If I’m Injured In My NYC Apartment, Can I Sue My Landlord?
If you have been serious injured in your apartment or in your apartment building, your landlord may be liable for your accident and responsible for your medical bills. Your landlord has a responsibility to keep your building safe and a responsibility to fix any dangerous conditions that he is aware of. In most cases, if a landlord was aware of a problem (an unlit hallway, a broken railing, a slippery staircase, a cracked sidewalk) and did not fix the issue even though the fix would be relatively easy, he may be negligent and you could sue for New York City premises liability.
· The radiator cover in a young couple's Queens apartment is broken and they complain to their landlord several times.

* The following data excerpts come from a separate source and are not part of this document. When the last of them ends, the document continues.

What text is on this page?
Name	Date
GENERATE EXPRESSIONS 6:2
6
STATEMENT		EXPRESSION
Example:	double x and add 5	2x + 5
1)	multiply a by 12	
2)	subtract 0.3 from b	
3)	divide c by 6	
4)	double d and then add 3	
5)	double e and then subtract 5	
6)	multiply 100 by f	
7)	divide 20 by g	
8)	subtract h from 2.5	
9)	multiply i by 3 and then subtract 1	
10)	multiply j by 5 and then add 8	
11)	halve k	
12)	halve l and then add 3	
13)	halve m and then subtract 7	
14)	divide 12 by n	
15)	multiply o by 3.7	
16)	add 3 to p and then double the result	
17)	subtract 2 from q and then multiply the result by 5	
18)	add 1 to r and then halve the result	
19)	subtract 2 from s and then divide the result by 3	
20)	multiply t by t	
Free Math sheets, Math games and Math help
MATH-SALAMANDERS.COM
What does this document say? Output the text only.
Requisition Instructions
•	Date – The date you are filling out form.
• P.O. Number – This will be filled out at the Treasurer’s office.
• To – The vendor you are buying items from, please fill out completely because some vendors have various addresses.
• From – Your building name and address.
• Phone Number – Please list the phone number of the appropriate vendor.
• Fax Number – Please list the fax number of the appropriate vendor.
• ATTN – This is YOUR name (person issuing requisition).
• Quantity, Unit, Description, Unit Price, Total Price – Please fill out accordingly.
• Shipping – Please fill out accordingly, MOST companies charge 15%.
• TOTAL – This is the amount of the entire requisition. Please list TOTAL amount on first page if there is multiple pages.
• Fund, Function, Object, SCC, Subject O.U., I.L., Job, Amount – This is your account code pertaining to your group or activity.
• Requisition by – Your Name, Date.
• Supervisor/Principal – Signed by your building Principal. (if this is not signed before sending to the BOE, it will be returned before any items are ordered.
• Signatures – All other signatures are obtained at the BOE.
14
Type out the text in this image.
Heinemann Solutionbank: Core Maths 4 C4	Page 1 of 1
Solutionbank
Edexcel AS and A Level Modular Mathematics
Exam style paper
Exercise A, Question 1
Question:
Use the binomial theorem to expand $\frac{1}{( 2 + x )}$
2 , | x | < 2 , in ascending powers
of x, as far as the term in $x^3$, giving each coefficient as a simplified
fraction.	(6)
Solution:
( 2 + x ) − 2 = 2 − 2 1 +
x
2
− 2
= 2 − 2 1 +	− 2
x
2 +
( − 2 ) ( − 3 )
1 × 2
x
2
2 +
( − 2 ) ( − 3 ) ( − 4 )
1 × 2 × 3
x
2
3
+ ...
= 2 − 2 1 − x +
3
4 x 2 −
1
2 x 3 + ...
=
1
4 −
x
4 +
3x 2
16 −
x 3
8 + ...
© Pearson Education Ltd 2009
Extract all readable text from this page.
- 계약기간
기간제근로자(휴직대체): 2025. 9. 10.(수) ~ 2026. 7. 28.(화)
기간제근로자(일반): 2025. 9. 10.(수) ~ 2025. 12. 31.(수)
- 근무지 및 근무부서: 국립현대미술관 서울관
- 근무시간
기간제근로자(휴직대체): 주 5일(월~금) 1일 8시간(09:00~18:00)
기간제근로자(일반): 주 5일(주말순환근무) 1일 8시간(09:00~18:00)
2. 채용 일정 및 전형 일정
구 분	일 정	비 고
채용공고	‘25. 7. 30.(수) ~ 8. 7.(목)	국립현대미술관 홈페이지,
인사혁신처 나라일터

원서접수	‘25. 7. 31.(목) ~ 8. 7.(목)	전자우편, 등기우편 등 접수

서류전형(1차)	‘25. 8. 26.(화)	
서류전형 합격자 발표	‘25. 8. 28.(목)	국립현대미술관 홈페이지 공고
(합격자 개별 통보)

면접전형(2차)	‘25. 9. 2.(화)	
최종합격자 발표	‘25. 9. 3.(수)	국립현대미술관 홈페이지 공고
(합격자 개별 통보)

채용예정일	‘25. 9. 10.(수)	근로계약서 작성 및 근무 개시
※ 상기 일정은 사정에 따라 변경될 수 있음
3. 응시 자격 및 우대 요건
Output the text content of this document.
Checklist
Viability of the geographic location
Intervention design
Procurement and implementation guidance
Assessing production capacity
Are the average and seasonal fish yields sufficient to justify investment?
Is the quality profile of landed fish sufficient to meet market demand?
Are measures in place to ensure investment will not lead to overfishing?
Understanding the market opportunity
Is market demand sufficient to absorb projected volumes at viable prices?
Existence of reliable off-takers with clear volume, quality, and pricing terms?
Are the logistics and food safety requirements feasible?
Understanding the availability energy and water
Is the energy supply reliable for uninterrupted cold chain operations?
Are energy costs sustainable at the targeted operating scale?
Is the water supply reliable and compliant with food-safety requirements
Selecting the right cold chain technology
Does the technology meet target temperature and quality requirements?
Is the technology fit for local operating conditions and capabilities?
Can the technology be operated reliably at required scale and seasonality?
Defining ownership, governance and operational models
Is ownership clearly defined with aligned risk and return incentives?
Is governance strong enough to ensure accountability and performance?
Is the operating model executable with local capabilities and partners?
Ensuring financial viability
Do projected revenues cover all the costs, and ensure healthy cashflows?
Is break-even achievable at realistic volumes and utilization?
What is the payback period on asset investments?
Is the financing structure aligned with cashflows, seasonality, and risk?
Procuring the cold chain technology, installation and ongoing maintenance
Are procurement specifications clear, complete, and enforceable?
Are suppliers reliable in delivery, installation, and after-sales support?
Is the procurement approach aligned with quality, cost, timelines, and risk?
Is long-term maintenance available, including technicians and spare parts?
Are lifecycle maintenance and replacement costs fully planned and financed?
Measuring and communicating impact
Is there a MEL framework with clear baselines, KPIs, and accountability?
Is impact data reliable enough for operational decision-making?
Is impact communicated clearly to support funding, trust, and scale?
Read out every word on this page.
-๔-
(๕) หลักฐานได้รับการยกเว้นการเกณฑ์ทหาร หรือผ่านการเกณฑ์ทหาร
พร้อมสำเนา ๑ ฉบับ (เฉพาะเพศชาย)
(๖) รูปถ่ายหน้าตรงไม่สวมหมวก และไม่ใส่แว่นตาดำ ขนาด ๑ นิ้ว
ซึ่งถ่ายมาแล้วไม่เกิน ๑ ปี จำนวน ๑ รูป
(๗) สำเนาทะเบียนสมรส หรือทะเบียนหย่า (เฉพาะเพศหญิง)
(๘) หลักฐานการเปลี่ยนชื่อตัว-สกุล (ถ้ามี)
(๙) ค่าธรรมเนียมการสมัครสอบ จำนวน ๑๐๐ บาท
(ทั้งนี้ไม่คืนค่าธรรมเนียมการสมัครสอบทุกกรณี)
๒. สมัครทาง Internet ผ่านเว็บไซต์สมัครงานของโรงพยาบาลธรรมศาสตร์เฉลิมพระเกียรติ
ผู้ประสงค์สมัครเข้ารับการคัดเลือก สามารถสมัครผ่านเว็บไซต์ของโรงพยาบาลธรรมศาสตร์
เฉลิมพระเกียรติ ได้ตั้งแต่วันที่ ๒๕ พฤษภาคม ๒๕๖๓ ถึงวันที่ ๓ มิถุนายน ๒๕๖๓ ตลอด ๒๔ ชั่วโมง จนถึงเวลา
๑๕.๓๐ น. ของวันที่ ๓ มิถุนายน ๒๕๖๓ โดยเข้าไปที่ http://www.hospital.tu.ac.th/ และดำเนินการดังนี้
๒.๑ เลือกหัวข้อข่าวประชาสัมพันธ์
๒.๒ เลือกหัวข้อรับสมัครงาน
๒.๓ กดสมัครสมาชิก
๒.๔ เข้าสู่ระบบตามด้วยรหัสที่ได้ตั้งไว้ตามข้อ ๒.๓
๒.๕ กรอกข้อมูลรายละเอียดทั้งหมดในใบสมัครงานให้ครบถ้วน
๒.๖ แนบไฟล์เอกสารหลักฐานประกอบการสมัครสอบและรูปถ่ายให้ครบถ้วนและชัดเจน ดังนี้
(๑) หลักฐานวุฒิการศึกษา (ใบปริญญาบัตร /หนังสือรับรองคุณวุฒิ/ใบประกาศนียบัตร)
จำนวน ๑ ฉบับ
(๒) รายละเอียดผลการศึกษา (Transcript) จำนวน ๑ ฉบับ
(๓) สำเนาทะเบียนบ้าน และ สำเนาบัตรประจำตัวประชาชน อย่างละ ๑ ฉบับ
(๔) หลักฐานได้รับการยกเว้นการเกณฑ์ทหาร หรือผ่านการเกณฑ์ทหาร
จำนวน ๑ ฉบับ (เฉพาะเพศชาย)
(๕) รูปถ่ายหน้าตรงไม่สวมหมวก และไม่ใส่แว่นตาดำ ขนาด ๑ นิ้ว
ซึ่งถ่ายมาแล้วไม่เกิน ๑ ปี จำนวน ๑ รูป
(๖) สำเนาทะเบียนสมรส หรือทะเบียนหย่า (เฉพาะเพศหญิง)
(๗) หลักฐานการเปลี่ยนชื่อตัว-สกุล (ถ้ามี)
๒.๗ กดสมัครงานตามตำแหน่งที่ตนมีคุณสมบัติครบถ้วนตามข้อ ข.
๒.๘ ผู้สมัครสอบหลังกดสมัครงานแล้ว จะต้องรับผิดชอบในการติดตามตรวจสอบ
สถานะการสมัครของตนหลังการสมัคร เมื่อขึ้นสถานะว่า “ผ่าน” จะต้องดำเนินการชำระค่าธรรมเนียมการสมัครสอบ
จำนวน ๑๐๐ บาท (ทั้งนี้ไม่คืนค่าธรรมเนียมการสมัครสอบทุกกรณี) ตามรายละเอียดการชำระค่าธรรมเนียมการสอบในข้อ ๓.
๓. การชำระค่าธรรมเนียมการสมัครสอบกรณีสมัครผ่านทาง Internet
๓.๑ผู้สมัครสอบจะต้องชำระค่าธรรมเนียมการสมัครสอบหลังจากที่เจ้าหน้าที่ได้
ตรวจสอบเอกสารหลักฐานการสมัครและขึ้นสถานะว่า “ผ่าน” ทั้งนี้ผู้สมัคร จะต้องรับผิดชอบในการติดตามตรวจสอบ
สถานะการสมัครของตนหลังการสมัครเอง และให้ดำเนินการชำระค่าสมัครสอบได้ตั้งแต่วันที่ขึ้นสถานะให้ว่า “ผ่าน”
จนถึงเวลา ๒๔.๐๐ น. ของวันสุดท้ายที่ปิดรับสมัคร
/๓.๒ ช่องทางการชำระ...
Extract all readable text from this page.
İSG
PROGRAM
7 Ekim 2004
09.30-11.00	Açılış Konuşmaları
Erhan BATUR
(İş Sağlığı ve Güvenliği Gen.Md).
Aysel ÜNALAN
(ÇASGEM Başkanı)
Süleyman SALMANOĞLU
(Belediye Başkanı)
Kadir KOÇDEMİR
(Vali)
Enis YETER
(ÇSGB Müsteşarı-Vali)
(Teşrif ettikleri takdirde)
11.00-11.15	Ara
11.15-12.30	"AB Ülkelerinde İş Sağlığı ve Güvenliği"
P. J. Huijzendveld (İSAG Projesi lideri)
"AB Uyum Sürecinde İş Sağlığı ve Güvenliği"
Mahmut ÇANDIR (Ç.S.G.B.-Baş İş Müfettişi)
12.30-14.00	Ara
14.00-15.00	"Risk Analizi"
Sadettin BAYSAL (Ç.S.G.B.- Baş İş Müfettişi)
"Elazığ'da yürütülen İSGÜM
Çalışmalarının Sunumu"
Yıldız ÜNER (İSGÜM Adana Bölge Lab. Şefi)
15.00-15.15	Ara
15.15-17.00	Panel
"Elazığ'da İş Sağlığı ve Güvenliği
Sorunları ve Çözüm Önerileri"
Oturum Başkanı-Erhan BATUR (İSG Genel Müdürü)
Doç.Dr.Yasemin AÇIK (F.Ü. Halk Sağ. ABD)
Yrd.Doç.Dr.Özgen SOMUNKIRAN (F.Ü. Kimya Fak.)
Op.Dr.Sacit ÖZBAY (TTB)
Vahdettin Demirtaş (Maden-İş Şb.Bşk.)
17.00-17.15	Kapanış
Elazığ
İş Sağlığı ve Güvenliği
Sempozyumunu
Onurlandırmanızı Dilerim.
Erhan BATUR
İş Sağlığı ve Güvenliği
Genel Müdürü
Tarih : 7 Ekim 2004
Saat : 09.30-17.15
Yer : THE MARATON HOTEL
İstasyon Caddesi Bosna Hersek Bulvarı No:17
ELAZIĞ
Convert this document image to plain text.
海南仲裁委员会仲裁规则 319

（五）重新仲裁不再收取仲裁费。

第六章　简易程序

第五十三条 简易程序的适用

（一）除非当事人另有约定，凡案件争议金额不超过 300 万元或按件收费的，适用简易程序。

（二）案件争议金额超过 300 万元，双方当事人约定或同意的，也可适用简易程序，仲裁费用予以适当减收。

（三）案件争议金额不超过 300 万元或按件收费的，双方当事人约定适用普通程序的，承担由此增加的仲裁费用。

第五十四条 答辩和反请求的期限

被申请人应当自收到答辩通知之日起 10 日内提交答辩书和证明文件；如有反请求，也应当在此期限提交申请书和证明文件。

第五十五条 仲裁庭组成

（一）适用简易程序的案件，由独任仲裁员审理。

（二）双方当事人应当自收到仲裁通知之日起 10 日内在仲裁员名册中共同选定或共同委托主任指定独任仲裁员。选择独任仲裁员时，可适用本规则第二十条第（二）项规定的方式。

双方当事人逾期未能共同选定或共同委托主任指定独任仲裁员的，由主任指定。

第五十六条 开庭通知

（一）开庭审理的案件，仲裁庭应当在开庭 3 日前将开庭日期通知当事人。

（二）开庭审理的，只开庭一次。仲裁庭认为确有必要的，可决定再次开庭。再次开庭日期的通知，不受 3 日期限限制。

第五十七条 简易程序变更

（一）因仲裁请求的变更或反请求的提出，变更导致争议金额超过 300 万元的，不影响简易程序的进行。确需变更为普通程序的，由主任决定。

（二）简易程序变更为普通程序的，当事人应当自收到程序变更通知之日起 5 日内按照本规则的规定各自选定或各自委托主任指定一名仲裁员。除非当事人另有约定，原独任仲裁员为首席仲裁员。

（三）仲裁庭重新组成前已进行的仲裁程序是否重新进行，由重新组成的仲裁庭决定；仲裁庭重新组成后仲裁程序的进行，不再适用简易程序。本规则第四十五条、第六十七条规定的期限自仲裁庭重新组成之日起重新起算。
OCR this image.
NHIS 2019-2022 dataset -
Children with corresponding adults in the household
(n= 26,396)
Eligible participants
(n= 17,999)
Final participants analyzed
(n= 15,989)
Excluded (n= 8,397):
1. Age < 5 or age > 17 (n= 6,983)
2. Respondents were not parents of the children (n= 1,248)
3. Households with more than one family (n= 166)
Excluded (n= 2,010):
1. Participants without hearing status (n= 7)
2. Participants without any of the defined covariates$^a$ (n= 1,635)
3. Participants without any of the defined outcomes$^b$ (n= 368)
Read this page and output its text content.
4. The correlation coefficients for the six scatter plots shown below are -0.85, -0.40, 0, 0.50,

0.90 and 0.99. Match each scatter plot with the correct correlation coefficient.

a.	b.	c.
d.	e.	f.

When their toddler falls onto the exposed radiator and badly burns himself, the landlord must pay damages.
· A large Manhattan apartment building does not shovel the snow and ice from the sidewalk in front of its entryway even though the storm was two days before. When a tenant slips and falls on the ice and breaks his arm, he sues the building owner for his injury.
· An apartment building owner is told several times by several different Bronx tenants that a second-story porch railing is broken. Instead of hiring a professional, the landlord quickly nails a shoddy two-by-four in place of the broken railing. Because the fix was not done by a professional, when someone leaned on the railing and received a head injury when the railing broke, he was able to successfully sue the landlord.